Front Immunol. 2017;8:885

Authors: Sogkas G, Atschekzei F, Schacht V, von Falck C, Jablonka A, Jacobs R, Stoll M, Witte T, Schmidt RE

Abstract
INTRODUCTION: Interleukin 12 receptor beta 1 (IL12Rβ1) deficiency is a primary immunodeficiency resulting mainly in susceptibility to opportunistic infection by non-tuberculous, environmental mycobacteria and severe infection caused by Salmonella spp. Till now, less than 300 patients with IL12Rβ1 deficiency have been reported. Among them, only three have been described to develop autoimmunity.
CASE PRESENTATION: We present the case of a 50-year-old male with IL12Rβ1 deficiency due to compound heterozygosity [c. 1623_1624delGCinsTT (pGln542Stop) and c.1791 + 2T > C (donor splice site)], who-18 months after diagnosis of disseminated BCGitis-presented with recurrent fever and sicca syndrome.
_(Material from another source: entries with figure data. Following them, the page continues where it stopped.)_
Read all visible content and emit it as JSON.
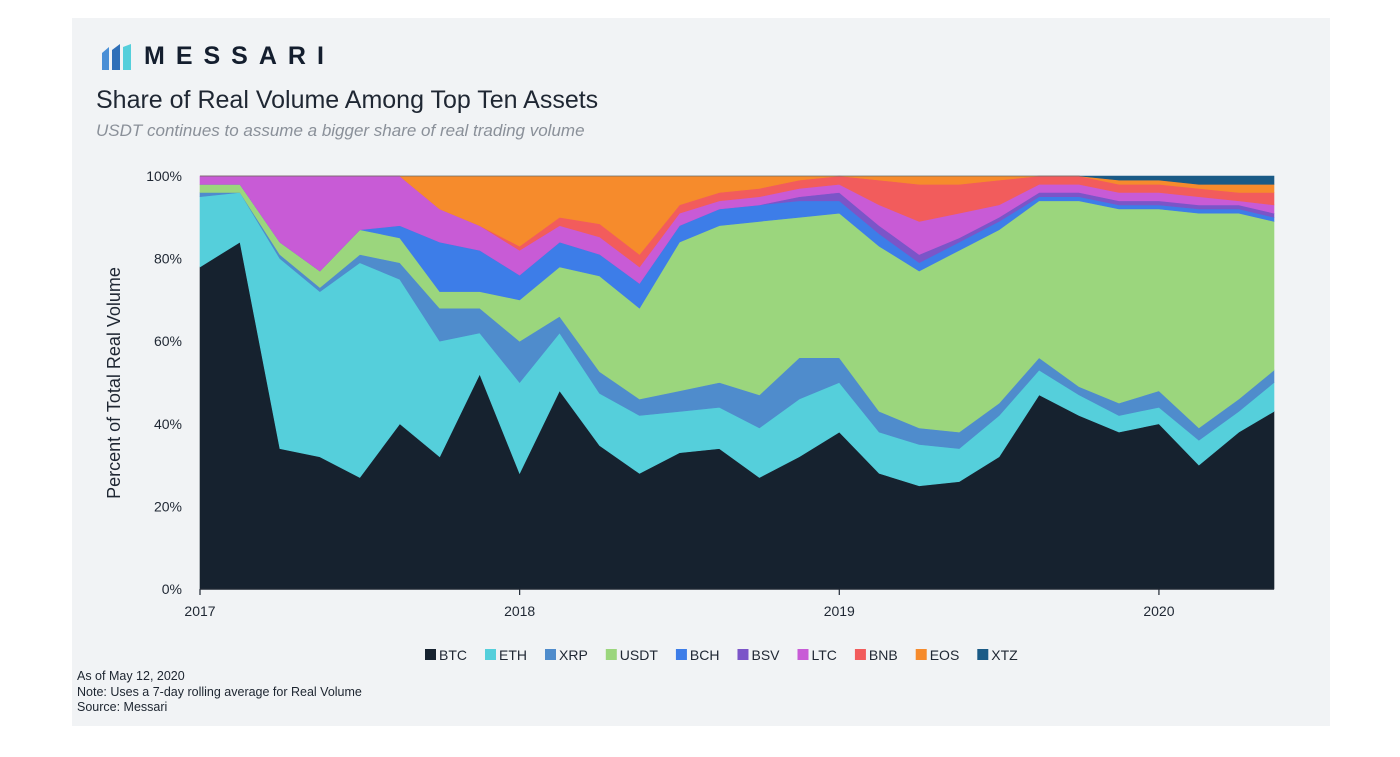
{
  "brand": {
    "name": "MESSARI",
    "logo_icon": "messari-logo-icon"
  },
  "header": {
    "title": "Share of Real Volume Among Top Ten Assets",
    "subtitle": "USDT continues to assume a bigger share of real trading volume"
  },
  "footnotes": {
    "as_of": "As of May 12, 2020",
    "note": "Note: Uses a 7-day rolling average for Real Volume",
    "source": "Source: Messari"
  },
  "chart_data": {
    "type": "area",
    "stacked": true,
    "percent": true,
    "title": "Share of Real Volume Among Top Ten Assets",
    "ylabel": "Percent of Total Real Volume",
    "xlabel": "",
    "xlim": [
      2017.0,
      2020.36
    ],
    "ylim": [
      0,
      100
    ],
    "x_ticks": [
      2017,
      2018,
      2019,
      2020
    ],
    "x_tick_labels": [
      "2017",
      "2018",
      "2019",
      "2020"
    ],
    "y_ticks": [
      0,
      20,
      40,
      60,
      80,
      100
    ],
    "y_tick_labels": [
      "0%",
      "20%",
      "40%",
      "60%",
      "80%",
      "100%"
    ],
    "grid": false,
    "legend_position": "bottom",
    "x": [
      2017.0,
      2017.125,
      2017.25,
      2017.375,
      2017.5,
      2017.625,
      2017.75,
      2017.875,
      2018.0,
      2018.125,
      2018.25,
      2018.375,
      2018.5,
      2018.625,
      2018.75,
      2018.875,
      2019.0,
      2019.125,
      2019.25,
      2019.375,
      2019.5,
      2019.625,
      2019.75,
      2019.875,
      2020.0,
      2020.125,
      2020.25,
      2020.36
    ],
    "series": [
      {
        "name": "BTC",
        "color": "#16222f",
        "values": [
          78,
          84,
          34,
          32,
          27,
          40,
          32,
          52,
          28,
          48,
          33,
          28,
          33,
          34,
          27,
          32,
          38,
          28,
          25,
          26,
          32,
          47,
          42,
          38,
          40,
          30,
          38,
          43
        ]
      },
      {
        "name": "ETH",
        "color": "#55cfdb",
        "values": [
          17,
          12,
          46,
          40,
          52,
          35,
          28,
          10,
          22,
          14,
          12,
          14,
          10,
          10,
          12,
          14,
          12,
          10,
          10,
          8,
          10,
          6,
          5,
          4,
          4,
          6,
          5,
          7
        ]
      },
      {
        "name": "XRP",
        "color": "#4f8ccc",
        "values": [
          1,
          0,
          1,
          1,
          2,
          4,
          8,
          6,
          10,
          4,
          5,
          4,
          5,
          6,
          8,
          10,
          6,
          5,
          4,
          4,
          3,
          3,
          2,
          3,
          4,
          3,
          3,
          3
        ]
      },
      {
        "name": "USDT",
        "color": "#9bd67d",
        "values": [
          2,
          2,
          3,
          4,
          6,
          6,
          4,
          4,
          10,
          12,
          22,
          22,
          36,
          38,
          42,
          34,
          35,
          40,
          38,
          44,
          42,
          38,
          45,
          47,
          44,
          52,
          45,
          36
        ]
      },
      {
        "name": "BCH",
        "color": "#3d7de8",
        "values": [
          0,
          0,
          0,
          0,
          0,
          3,
          12,
          10,
          6,
          6,
          5,
          6,
          4,
          4,
          4,
          4,
          3,
          3,
          2,
          2,
          2,
          1,
          1,
          1,
          1,
          1,
          1,
          1
        ]
      },
      {
        "name": "BSV",
        "color": "#7b55c8",
        "values": [
          0,
          0,
          0,
          0,
          0,
          0,
          0,
          0,
          0,
          0,
          0,
          0,
          0,
          0,
          0,
          1,
          2,
          2,
          2,
          1,
          1,
          1,
          1,
          1,
          1,
          1,
          1,
          1
        ]
      },
      {
        "name": "LTC",
        "color": "#c85bd6",
        "values": [
          2,
          2,
          16,
          23,
          13,
          12,
          8,
          6,
          6,
          4,
          4,
          4,
          3,
          2,
          2,
          2,
          2,
          5,
          8,
          6,
          3,
          2,
          2,
          2,
          2,
          2,
          1,
          2
        ]
      },
      {
        "name": "BNB",
        "color": "#f25c5c",
        "values": [
          0,
          0,
          0,
          0,
          0,
          0,
          0,
          0,
          1,
          2,
          3,
          3,
          2,
          2,
          2,
          2,
          2,
          6,
          9,
          7,
          6,
          2,
          2,
          2,
          2,
          2,
          2,
          3
        ]
      },
      {
        "name": "EOS",
        "color": "#f68b2c",
        "values": [
          0,
          0,
          0,
          0,
          0,
          0,
          8,
          12,
          17,
          10,
          11,
          19,
          7,
          4,
          3,
          1,
          0,
          1,
          2,
          2,
          1,
          0,
          0,
          1,
          1,
          1,
          2,
          2
        ]
      },
      {
        "name": "XTZ",
        "color": "#1a5a86",
        "values": [
          0,
          0,
          0,
          0,
          0,
          0,
          0,
          0,
          0,
          0,
          0,
          0,
          0,
          0,
          0,
          0,
          0,
          0,
          0,
          0,
          0,
          0,
          0,
          1,
          1,
          2,
          2,
          2
        ]
      }
    ]
  }
}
No indication of an infectious origin of these symptoms could be found at that point. The diagnosis of a Sjögren’s syndrome (SS) was made on the basis of fulfilled American-European consensus classification criteria, including a positive minor salivary gland biopsy.
CONCLUSION: Apart from persistent antigenic stimulation, which may drive autoimmune inflammation in primary immunodeficiency, evidence on the involvement of interleukin 12 in pathogenesis of SS suggests that the same immunological mechanism may underlie both defense against infection and the maintenance of tolerance. To our knowledge, this is the first report of a case of autoimmunity in the form of SS in a patient with a primary immunodeficiency and one of the rare cases of IL12Rβ1 deficiency with manifested autoimmunity.